Thursday, June 15, 2006

Web 2.0: The Evolving Definition

Everybody seems to be focused on the “social networking” aspect of Web 2.0 which is fine with regards to the general public and smoother collaboration with in organizations. But there is a collection of attributes that have a technology dimension aspects that will ultimately convert the Web 2.0 benefits into real business value drivers for the enterprises plus enable the capability of the social aspects.

  • Technology-related attributes: These include technologies commonly associated with Web 2.0, such as Ajax, RSS, REST, microformats and public APIs.
  • Non-technology attributes: These include data-related concepts, such as user-contributed content and user-generated metadata, as well as those relating to the process and the business model: greater openness, transparency and decentralized user participation.

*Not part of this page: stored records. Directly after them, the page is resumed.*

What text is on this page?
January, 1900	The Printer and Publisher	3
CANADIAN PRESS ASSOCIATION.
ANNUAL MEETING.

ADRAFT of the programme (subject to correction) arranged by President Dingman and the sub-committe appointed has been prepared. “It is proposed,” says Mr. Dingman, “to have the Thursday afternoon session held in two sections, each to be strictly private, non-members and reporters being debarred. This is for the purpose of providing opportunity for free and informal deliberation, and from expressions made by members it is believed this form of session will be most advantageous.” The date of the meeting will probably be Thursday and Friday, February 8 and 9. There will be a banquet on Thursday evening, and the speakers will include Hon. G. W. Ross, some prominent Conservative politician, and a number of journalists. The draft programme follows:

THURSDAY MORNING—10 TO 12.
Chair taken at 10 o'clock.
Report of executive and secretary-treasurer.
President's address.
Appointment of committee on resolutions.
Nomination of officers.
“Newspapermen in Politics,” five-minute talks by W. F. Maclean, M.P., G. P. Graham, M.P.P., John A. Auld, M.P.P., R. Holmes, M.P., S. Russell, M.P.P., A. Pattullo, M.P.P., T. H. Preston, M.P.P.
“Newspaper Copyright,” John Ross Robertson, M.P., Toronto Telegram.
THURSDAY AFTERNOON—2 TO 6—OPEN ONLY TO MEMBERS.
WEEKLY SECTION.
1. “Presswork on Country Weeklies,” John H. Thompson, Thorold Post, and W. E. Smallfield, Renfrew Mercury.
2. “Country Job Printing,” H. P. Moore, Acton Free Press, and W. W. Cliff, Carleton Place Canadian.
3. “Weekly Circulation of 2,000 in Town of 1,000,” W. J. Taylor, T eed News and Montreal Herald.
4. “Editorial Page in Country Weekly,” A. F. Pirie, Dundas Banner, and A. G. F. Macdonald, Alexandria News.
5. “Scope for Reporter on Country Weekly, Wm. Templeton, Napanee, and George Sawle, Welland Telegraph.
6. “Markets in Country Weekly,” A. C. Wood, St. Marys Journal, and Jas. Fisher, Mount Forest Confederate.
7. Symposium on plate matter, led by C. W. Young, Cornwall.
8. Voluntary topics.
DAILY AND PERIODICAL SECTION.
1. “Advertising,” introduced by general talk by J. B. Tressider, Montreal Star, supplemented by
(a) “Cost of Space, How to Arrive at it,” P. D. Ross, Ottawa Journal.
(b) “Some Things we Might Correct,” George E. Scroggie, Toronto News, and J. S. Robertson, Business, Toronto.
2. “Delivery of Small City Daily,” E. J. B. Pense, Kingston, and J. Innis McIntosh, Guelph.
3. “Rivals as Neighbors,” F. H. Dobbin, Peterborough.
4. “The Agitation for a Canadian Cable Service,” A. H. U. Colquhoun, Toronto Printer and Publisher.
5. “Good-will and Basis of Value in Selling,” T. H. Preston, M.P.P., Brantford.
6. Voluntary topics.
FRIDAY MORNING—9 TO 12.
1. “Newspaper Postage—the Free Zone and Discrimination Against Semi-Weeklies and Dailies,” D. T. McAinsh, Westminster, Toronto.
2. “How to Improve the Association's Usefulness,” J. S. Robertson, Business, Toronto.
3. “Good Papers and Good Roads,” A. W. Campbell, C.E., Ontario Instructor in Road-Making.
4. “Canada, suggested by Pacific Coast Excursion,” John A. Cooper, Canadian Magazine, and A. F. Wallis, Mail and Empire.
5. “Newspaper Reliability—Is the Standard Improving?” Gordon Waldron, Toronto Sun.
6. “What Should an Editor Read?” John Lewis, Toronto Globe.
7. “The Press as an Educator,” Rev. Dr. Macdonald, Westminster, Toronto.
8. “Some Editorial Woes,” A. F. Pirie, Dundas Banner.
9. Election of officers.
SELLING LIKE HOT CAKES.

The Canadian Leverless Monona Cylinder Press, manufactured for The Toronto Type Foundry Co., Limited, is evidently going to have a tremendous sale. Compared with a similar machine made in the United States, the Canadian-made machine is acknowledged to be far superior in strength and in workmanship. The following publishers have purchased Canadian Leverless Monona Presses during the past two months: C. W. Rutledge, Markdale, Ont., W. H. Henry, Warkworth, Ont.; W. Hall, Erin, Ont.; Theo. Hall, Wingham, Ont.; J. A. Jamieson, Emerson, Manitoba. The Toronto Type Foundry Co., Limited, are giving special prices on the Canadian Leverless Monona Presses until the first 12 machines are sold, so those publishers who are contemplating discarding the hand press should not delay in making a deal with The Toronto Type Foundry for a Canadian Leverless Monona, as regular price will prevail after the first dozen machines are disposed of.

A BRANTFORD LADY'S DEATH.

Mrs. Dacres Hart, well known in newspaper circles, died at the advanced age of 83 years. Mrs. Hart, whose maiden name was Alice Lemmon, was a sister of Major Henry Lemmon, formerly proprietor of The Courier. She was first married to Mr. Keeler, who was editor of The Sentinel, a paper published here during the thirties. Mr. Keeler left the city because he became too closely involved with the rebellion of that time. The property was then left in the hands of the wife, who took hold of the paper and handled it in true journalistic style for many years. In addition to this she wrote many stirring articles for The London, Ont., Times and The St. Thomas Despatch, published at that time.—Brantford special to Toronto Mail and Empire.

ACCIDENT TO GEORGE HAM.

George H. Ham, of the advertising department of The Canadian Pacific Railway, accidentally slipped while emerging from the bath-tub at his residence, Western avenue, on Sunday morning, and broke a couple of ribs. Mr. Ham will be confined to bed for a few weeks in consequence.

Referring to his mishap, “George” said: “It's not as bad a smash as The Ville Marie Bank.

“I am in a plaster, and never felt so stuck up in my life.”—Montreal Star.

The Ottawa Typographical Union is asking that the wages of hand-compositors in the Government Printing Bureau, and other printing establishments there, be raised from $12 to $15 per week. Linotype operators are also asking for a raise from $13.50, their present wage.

Web 2.0 has the potential to deliver business value, improve competitive position, help tap new markets, and optimize business processes. Competitive advantage can be gained by cultivating an ecosystem or community that gains in value (through the "network effect") as it accumulates participants. The challenge for organizations is that the attributes of Web 2.0 that can most produce these positive effects are also the ones that are most difficult for organizations to adopt. Unfortunately the Web 2.0 attributes that seem to be getting all of the attention these days— and that organizations can adopt with minimum disruption — are also the ones that, by themselves, can have only a limited impact in the underling business valuation.